In your situation I think I would chose to stay where I was for now. I'm not a single parent but do really appreciate my support network I have, and think if I was a single parent this would be more important.
Unless you are unhappy where you are or it's so rough you would have concerns about raising your children there, but I do think since nobody in your support network drive having them close could be a good idea.

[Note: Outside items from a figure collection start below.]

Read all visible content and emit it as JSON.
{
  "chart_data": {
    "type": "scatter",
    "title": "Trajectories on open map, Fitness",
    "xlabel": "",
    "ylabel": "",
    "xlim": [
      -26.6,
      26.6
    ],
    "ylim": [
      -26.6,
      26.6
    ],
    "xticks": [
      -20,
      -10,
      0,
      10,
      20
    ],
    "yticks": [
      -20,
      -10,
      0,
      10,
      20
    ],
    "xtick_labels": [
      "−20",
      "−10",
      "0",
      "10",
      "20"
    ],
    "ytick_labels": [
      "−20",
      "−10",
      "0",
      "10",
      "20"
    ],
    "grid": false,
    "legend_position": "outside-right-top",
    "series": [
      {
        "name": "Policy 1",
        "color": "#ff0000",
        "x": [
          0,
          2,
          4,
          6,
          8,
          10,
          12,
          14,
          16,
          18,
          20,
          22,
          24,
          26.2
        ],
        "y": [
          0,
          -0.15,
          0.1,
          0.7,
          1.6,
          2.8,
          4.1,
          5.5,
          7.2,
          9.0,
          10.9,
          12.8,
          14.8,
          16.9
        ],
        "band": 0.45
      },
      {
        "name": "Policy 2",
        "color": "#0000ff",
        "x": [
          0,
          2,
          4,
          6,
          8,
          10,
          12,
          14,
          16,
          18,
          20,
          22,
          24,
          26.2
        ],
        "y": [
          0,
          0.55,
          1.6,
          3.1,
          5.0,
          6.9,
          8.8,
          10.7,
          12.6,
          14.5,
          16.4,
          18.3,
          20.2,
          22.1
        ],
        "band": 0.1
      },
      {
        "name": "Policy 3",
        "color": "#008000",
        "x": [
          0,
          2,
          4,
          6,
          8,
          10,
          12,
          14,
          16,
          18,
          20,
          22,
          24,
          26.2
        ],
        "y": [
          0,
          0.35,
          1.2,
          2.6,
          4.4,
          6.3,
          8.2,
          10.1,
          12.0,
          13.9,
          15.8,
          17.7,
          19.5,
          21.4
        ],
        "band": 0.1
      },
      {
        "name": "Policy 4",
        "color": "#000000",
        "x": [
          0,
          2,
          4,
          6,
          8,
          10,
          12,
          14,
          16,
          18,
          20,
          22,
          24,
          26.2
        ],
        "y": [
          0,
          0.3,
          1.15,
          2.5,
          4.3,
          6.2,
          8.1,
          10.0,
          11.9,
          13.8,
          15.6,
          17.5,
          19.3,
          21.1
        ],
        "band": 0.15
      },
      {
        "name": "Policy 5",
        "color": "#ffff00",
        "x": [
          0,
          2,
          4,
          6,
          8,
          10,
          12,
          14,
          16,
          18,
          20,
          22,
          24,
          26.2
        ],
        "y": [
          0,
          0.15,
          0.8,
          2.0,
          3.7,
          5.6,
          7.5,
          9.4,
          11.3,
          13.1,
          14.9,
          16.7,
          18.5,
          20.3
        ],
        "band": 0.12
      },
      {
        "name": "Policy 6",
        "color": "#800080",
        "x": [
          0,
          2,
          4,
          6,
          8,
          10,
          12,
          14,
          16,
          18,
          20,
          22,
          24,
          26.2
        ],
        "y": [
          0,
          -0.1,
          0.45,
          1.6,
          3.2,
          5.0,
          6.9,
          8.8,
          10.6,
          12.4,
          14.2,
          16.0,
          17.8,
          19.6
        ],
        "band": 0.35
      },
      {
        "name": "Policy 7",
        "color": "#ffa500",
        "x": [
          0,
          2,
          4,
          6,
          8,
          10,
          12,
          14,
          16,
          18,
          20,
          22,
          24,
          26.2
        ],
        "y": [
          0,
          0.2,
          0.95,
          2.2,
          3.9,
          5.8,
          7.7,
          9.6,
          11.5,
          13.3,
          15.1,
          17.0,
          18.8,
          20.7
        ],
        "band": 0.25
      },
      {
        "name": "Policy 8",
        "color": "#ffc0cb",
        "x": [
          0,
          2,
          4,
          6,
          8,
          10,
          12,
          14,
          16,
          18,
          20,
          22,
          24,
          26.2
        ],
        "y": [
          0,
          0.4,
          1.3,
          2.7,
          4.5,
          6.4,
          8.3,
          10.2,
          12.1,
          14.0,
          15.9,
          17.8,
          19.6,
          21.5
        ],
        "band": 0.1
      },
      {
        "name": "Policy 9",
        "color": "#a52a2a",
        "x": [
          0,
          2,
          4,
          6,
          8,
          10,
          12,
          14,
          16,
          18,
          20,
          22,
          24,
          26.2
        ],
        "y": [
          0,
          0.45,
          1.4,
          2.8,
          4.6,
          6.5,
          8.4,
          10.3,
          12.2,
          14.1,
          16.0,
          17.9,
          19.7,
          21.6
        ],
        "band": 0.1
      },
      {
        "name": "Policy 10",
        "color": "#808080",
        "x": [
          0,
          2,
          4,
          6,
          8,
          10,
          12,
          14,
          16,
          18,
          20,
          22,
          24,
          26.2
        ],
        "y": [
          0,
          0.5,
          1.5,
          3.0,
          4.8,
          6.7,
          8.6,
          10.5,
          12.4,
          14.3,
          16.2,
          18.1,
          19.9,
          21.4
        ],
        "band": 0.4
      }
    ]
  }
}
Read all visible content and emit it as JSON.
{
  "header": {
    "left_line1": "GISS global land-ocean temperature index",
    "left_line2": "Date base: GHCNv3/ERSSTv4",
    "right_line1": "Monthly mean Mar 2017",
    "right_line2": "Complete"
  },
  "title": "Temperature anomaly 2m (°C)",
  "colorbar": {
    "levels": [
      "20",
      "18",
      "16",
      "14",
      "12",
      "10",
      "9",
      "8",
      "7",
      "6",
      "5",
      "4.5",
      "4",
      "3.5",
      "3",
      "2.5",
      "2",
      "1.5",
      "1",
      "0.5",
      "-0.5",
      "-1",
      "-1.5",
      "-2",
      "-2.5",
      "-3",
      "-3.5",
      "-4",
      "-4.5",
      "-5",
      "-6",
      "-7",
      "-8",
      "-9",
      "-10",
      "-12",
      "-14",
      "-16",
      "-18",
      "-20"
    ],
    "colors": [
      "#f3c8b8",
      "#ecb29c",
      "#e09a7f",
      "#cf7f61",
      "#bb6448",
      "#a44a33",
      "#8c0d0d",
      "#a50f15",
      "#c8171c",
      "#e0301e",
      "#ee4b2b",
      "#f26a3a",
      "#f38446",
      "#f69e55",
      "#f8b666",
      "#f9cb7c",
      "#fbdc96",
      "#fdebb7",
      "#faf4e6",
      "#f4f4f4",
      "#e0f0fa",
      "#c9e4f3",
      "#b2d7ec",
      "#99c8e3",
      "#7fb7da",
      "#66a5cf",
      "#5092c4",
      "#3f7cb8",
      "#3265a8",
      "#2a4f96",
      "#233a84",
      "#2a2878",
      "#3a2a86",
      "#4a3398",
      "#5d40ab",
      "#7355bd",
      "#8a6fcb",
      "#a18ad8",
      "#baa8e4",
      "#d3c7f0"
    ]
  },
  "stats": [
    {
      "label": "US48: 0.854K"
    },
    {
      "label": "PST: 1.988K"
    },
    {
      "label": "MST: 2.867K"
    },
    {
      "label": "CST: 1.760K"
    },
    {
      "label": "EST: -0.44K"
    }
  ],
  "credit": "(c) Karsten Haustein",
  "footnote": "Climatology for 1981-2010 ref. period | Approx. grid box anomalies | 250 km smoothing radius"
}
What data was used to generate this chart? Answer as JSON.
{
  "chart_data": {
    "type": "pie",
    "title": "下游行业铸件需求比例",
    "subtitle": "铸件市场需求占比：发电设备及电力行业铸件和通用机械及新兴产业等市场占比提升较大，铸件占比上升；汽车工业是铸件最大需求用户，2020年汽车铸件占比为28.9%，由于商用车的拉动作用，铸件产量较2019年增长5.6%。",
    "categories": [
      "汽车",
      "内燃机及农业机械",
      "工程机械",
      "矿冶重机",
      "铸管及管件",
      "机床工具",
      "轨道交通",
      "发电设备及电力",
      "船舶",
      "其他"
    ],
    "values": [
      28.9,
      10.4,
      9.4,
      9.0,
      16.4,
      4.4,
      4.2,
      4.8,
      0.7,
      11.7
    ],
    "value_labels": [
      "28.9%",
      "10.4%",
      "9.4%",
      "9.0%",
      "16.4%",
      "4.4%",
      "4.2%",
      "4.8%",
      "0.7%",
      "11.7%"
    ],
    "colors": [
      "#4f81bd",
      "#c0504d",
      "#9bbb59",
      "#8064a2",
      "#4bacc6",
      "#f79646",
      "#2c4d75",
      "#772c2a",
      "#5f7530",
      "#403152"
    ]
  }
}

Good luck with whatever you decide Smile

Ansumpasty · 02/04/2018 17:24

How long is the drive? 30 mins, then yes. 2 hours? No

Moominfan · 02/04/2018 17:33

My neighbours are a mixed bag..one side are lovely the others I can't get away from quick enough. It's about 30min drive to work/nursery/fam ext so not to far but far enough they can't get to me. It's just nice having people come by not me just sat staring at 4 walls all the time once baby goes to bed.

OP posts:
HeddaGarbled · 02/04/2018 17:35

Are you the sort of person who tends to make new friends easily? Will you have access to local babysitters/childminders? How rural is it? I think what is concerning PPs is that you say you are recently single so this seems like a bad time to isolate yourself and your children.

However, you can build a new support system if you are reasonably independent and resilient and prepared to make the effort.